I have a table which looks the following way:
Name | Region | Id |
---|---|---|
Name1 | US | 123 |
Name1 | US | |
Name2 | US | 122 |
Name3 | US | 124 |
Name1 | UK | |
Name1 | UK | 135 |
Name2 | UK | 140 |
Name3 | US |
As you can see there are empty values in the ID column which I want to be filled with the values of other rows if the column Name and Region correspond. So it should look like this:
Name | Region | Id |
---|---|---|
Name1 | US | 123 |
Name1 | US | 123 |
Name2 | US | 122 |
Name3 | US | 124 |
Name1 | UK | 135 |
Name1 | UK | 135 |
Name2 | UK | 140 |
Name3 | US |
Some of the columns will still be left empty but the majority will be fine. Is there a way to do so in R? Maybe it will be easier to so in Excel even (Vlookup maybe I am not sure). Share if you have any ideas)
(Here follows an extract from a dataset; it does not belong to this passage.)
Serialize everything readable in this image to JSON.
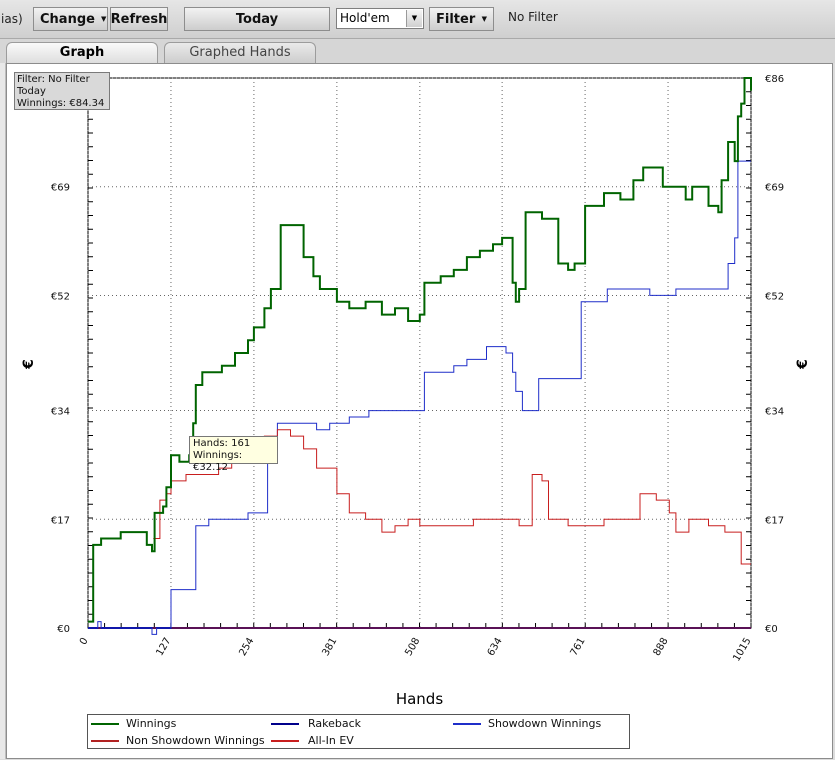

The order of rows is important here Eg - Name3 US in row 4 and row 8 are not related and treated differently. We can create a new group using consecutive_id
and then fill
the Id
values for each group.
library(dplyr)
library(tidyr)
df %>%
mutate(group_id = consecutive_id(Name, Region)) %>%
group_by(group_id) %>%
fill(Id, .direction = "downup") %>%
ungroup
# A tibble: 8 × 4
# Name Region Id group_id
# <chr> <chr> <int> <int>
#1 Name1 US 123 1
#2 Name1 US 123 1
#3 Name2 US 122 2
#4 Name3 US 124 3
#5 Name1 UK 135 4
#6 Name1 UK 135 4
#7 Name2 UK 140 5
#8 Name3 US NA 6
group_id
column is just for explanation purposes on how groups are created, you may drop the column if you don't need it.
data
It is easier to help if you provide data in a reproducible format
df <- structure(list(Name = c("Name1", "Name1", "Name2", "Name3", "Name1",
"Name1", "Name2", "Name3"), Region = c("US", "US", "US", "US",
"UK", "UK", "UK", "US"), Id = c(123L, NA, 122L, 124L, NA, 135L,
140L, NA)), row.names = c(NA, -8L), class = "data.frame")